OpenAI, OpenAI hack

OpenAI’s bid to restructure to for-profit status isn’t just rankling embittered company co-founder Elon Musk.

Growing ranks of former employees of the ChatGPT maker, as well as an all-star cast of artificial intelligence (AI) experts, are exhorting the attorneys general of California and Delaware to intervene and put a stop to the change in corporate status, which requires approval from California Attorney General Rob Bonta and Delaware AG Kathy Jennings.

An open letter from more than 30 people — including AI “godfather” and Nobel laureate Geoffrey Hinton and Margaret Mitchell, Hugging Face chief ethics scientist — claims OpenAI’s attempt to buy itself out from under its nonprofit’s control would sidestep governance safeguards and undercut OpenAI’s original mission that artificial general intelligence (AGI) “benefits all of humanity.”

Removing nonprofit control over how AGI is developed and governed would “violate the special fiduciary duty owed to the nonprofit’s beneficiaries” and “pose a palpable and identifiable threat” to OpenAI’s charitable purpose, the letter’s signatories said. They added that a restructuring would undermine the California and Delaware attorneys general’s ability to “protect OpenAI’s beneficiaries: the public.”

The letter, posted on website Not For Private Gain and shared with OpenAI’s nonprofit board, comes two weeks after a dozen ex-workers asked a federal judge for permission to comment on Musk’s lawsuit against the company and its CEO, Sam Altman. Musk opposes a move to for-profit status on similar grounds.

Indeed, animus is growing against OpenAI and its efforts to transition from nonprofit control to for-profit status. A key chunk of the company’s latest round of $40 billion in funding led by SoftBank is predicated on such a move by the end of the year, which would ease the path to a mega-IPO as early as 2026, industry experts say.

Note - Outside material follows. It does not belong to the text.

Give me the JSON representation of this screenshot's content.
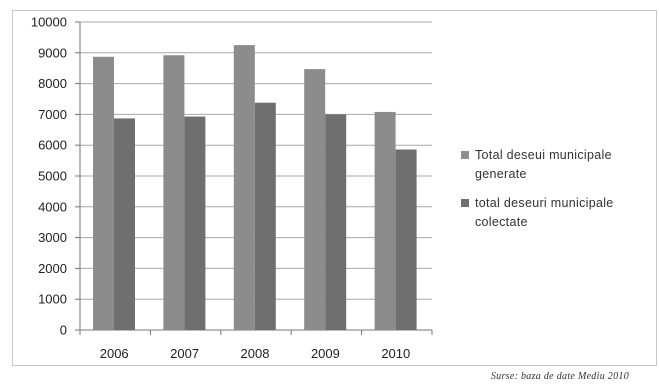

In response to the letter, OpenAI issued the following statement: “Our Board has been very clear: our nonprofit will be strengthened and any changes to our existing structure would be in service of ensuring the broader public can benefit from AI. Our for-profit will be a public benefit corporation, similar to several other AI labs like Anthropic — where some of these former employees now work —  and xAI, except that they do not support a nonprofit. This structure will continue to ensure that as the for-profit succeeds and grows, so too does the nonprofit, enabling us to achieve the mission.”